İlhan Taban, ihracatçılara seslerini yine kendileri duyurduklarını belirterek, 4 yıl önce Lapseki’ye ürününü kendisinin götürdüğünü ancak 2 yıldan bu yana da firmanın hasat zamanı gelip kantar kurduğunu ve ürünü yerinde aldığını söyledi.

ÖZKAN: BÖLGENİN ÖNÜ AÇIK

Aynı gün Çeribaşı Köyü’ne gelen ve kiraz bahçelerinde inceleme yapan Alara Fidan Üretim ve Pazarlama A.Ş.’nin Satış Müdürü Halil İbrahim Özkan, 2 yıldır bölgedeki kirazı aldıklarını ve memnun olduklarını ifade etti.
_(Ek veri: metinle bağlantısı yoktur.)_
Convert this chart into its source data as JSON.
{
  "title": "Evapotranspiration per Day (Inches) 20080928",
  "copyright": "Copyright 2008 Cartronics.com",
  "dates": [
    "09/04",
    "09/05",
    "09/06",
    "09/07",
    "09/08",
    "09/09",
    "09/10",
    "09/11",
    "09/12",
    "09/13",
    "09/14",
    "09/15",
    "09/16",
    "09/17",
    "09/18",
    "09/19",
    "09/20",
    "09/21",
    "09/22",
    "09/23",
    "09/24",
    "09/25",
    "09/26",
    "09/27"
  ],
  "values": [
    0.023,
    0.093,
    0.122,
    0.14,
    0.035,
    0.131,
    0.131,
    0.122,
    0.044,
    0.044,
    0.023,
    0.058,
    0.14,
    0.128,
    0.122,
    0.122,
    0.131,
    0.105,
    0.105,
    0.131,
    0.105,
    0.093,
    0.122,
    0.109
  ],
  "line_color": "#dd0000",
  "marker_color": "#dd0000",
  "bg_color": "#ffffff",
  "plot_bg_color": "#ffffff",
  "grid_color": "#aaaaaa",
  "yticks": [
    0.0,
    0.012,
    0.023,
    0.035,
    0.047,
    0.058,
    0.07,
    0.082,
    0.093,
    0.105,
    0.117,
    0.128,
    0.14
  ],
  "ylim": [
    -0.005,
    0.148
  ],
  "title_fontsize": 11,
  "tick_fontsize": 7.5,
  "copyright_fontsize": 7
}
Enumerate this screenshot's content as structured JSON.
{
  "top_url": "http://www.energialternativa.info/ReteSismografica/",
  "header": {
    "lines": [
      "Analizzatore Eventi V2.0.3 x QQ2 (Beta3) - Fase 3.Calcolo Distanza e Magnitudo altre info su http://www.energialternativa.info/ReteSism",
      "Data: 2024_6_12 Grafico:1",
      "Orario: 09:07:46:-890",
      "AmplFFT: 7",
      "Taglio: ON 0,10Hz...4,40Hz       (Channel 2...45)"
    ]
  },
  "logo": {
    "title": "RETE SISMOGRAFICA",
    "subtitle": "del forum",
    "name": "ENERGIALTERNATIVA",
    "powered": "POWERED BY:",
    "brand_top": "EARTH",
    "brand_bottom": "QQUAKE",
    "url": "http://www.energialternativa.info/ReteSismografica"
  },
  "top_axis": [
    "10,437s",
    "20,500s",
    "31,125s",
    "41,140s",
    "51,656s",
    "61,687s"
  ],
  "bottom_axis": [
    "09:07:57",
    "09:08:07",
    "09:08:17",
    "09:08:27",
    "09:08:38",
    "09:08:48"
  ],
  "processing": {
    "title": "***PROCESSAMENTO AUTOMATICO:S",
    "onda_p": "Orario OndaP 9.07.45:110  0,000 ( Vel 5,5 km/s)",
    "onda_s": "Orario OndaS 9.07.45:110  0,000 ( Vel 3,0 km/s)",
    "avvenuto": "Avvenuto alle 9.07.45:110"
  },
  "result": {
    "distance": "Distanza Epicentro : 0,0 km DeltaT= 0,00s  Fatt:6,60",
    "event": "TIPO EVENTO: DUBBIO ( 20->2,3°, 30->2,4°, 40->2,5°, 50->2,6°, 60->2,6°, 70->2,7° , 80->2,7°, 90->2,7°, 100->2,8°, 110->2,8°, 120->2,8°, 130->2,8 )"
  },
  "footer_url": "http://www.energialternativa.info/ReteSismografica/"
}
Kiraz yetiştiriciliğinin gelecek vadettiğini söyleyen Özkan, “Bölgenin ayrıca bir avantajı da Çanakkale, İzmir, Denizli ve Manisa’daki kiraz hasadının sonuna, Isparta ve Afyon’daki kiraz hasadının başlamasından 1 hafta öncesine denk geliyor. Bu boşluğu doldurduğu için de avantajlı bir bölge. Şu anda buradan alım yapan tek firmayız ancak daha çok ekim yapılırsa daha çok firma gelir ve rekabet de artar. Lapseki’ye bazen 15-20 firmanın geldiği oluyor. Burası yeni bir bölge ve biraz insanımız tembel! Birden yönelmiyorlar. Birileri yapacak, görecekler, olursa onlar da yönelecekler. Ama sanıyorum ki birkaç yıl sonra randımana geçilecek. Önü açık bir bölge olarak değerlendiriyorum.” şeklinde konuştu.

TARSİM SAĞLIKLI İŞLEMİYOR

Son olarak üretici İlhan Taban, arazilerin sigortalanması konusunda serzenişte bulunarak, TARSİM (Tarım Sigortaları Havuzu)’in sağlıklı işlemediğini öne sürdü.

Arazilerinin hiçbirinin sigortalı olmadığını çünkü %20’nin altında oluşan hasarın ödenmediğini belirten Taban, “4 bin TL’ye tarlanı sigortalatıyorsun ancak bir sel, afet olduğunda eğer tarlanda %15 ya da %19 oranında zarar varsa bunu karşılamıyor. Peki bu hasar tespitinin kriteri neye göre belirleniyor? Burada bir muamma var. Ben 10 bin TL sigorta bedeli ödeyeyim ama zararım yüzde kaç oranında çıkarsa bu bedel ödensin. İster %10 zarar olsun ister %50. Bu zararın karşılığı oran dikkate alınmadan ödenmeli. Böyle olmayınca da üretici tarlalarını sigortalamaktan vazgeçti. Çünkü emsallerini üretici arkadaşlarımızda gördük.” dedi.

Ahmet Karaca ve İlhan Taban, bölgede ayrıca kiraz yetiştiriciliğinden sonra çilek üretiminde de önemli mesafe katedildiğini belirtti.